Ein Forschungsteam der Ruhr-Universität Bochum hat untersucht, warum die Zugehörigkeit zu Minderheiten in Medienberichten überproportional oft genannt wird. Die Ergebnisse sprechen nicht für bewusste Abwertung, sondern für ein grundlegendes kognitives Prinzip: Menschen greifen bevorzugt zu seltenen oder auffälligen Informationen. Da viele Nachrichten negativ sind, kann dies die Wahrnehmung verzerren. Die Studie wurde am 1. Dezember 2025 in „Social Psychological and Personality Science“ veröffentlicht.
Quelle: RUB/Marquard | All Rights ReservedAuch bei positiven Ereignissen werden Minderheitenmerkmale häufiger betont
In fünf Studien mit mehr als 900 Teilnehmenden zeigte sich: Wird eine Person einer Minderheit zugeordnet, wird deren Herkunft in Nachrichten deutlich öfter erwähnt als bei Angehörigen der Mehrheit.
Anna Schulte erklärte dazu:
„Die Ergebnisse zeigten, dass die Herkunft mehr als dreimal so häufig genannt wurde, wenn der Täter einer Minderheit angehörte – unabhängig davon, ob die Teilnehmenden selbst einer Minderheit angehörten.“
Um auszuschließen, dass Vorurteile die Ursache sind, wiederholte das Team den Versuch mit positiven Ereignissen wie Lottogewinnen oder wissenschaftlichen Erfolgen. Dort trat der Effekt sogar noch stärker auf.

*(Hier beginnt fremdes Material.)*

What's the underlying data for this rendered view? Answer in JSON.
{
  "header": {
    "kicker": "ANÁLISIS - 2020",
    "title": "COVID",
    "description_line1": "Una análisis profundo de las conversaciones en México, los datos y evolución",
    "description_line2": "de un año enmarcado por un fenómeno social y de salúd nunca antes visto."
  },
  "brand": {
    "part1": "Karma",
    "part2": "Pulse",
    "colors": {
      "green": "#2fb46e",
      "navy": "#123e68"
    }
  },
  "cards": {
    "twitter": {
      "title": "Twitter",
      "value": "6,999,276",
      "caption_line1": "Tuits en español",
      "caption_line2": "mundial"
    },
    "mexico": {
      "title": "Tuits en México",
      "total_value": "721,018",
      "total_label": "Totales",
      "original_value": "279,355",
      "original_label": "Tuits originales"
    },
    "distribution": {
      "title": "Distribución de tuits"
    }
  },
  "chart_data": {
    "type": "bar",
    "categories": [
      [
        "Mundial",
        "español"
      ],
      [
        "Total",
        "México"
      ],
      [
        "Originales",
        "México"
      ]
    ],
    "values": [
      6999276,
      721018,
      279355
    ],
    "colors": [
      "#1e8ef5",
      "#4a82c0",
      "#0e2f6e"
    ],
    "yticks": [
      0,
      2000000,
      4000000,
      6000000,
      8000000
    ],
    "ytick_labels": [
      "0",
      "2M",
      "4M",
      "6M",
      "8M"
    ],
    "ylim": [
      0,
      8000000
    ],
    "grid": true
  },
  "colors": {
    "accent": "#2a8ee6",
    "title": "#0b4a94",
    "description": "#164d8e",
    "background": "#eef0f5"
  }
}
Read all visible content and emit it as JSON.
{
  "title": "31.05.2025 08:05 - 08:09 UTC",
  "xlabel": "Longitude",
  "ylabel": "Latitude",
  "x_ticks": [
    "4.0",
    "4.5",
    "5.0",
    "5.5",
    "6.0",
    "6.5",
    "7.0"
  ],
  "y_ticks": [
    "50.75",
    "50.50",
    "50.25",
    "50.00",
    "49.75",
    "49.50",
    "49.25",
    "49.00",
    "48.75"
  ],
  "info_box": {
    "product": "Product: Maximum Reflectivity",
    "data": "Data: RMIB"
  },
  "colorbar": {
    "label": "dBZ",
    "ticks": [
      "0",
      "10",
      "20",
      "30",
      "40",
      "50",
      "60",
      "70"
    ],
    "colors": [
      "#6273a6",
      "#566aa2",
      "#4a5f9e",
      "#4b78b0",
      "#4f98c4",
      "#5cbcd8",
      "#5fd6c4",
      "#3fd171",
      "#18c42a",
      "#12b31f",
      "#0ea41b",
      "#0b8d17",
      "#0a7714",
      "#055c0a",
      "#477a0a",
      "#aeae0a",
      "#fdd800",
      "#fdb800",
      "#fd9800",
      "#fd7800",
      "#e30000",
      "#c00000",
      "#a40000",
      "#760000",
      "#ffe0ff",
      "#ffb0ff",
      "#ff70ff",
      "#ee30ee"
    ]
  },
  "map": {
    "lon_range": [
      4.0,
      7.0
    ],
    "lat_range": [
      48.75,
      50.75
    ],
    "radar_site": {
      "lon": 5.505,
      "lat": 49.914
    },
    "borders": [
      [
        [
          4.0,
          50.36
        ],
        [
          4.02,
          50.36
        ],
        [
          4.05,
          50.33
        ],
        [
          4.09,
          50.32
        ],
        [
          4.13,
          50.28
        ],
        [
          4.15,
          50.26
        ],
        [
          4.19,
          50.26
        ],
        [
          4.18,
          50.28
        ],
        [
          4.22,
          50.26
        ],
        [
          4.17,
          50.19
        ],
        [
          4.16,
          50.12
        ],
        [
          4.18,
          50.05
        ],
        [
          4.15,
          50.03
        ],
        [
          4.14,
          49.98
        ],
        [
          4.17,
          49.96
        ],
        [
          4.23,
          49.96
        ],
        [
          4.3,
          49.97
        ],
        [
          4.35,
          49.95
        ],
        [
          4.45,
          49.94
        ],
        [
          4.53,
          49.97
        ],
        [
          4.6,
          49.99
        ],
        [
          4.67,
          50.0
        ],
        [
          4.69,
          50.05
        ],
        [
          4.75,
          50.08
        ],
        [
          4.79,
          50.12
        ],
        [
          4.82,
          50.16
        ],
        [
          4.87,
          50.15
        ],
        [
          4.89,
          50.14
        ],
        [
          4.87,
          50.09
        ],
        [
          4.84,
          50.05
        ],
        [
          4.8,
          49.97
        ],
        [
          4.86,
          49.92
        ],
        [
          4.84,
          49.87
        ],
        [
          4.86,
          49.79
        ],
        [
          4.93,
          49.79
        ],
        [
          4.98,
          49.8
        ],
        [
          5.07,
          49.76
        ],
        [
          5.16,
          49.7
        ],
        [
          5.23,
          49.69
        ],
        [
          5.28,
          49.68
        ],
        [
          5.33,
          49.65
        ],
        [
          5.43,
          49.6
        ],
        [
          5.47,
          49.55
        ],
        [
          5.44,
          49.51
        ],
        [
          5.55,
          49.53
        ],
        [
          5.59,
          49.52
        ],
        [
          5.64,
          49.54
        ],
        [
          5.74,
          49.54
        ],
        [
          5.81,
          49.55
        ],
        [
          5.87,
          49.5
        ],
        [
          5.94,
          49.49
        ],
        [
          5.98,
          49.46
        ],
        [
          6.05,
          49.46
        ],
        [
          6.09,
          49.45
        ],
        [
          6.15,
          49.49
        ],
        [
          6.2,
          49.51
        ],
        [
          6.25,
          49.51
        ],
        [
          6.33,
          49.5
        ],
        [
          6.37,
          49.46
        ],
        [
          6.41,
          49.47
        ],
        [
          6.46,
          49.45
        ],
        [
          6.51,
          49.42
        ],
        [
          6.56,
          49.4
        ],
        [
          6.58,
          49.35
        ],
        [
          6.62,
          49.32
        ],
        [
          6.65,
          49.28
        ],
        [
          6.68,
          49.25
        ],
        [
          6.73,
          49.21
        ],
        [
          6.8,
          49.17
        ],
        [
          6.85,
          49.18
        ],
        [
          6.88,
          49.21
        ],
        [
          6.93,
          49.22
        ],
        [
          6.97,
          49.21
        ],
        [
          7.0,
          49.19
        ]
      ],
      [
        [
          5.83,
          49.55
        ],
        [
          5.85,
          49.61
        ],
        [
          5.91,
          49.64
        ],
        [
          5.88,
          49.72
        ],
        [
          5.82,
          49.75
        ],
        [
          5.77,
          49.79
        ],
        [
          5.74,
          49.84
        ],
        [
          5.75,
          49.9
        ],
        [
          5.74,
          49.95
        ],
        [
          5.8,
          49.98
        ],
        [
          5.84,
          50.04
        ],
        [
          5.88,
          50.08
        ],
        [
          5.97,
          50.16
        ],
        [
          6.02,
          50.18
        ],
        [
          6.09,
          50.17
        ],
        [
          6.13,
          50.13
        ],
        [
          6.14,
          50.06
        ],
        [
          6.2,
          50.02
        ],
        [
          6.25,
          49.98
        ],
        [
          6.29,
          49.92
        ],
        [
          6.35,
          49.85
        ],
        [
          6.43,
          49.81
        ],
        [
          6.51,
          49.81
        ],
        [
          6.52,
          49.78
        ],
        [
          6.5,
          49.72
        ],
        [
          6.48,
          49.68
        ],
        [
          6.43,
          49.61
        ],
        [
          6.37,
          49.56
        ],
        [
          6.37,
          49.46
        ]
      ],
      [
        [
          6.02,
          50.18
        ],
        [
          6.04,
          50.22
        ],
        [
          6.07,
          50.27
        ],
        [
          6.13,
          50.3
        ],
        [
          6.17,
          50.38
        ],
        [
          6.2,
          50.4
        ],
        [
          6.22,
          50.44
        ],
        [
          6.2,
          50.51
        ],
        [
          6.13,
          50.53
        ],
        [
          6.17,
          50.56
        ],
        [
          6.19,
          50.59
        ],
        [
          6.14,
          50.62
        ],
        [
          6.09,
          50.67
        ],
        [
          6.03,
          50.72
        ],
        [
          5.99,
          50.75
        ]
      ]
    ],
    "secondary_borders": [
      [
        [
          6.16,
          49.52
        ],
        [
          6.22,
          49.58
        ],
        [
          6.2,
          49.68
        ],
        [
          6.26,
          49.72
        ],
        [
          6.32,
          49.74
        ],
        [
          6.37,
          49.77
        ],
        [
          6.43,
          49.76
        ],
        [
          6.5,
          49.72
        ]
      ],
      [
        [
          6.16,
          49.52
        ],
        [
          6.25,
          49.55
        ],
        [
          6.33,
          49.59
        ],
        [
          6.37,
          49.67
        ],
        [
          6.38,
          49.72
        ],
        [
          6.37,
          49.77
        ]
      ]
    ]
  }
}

Anna Schulte sagte weiter:
„Diese Studie ist besonders zentral, da sie zeigt, dass es primär um die kommunikative Hervorhebung distinkter Merkmale geht und nicht um eine spezifisch negative Darstellung von Minderheiten.“
KI verstärkt diese Muster zusätzlich
Das Forschungsteam legte dieselben Aufgaben sechs großen Sprachmodellen vor. Die KI-Systeme erwähnten Minderheitenzugehörigkeit noch häufiger als menschliche Teilnehmende.
Anna Schulte führte aus:
„Die Befunde legen nahe, dass KI-Modelle statistische Muster aus ihren (von Menschen erzeugten) Trainingsdaten übernehmen und dabei bestehende Kommunikationstendenzen übergeneralisiert wiedergeben. Hier besteht jedoch noch weiterer Forschungsbedarf.“
Das daraus entstehende Minderheitendilemma
Laut den Forschenden liegt keine bewusste Abwertung vor. Dennoch führt der Mechanismus dazu, dass Minderheiten in den Medien sichtbarer werden – vor allem in negativen Kontexten. Dies bezeichnet das Team als „Minderheitendilemma“.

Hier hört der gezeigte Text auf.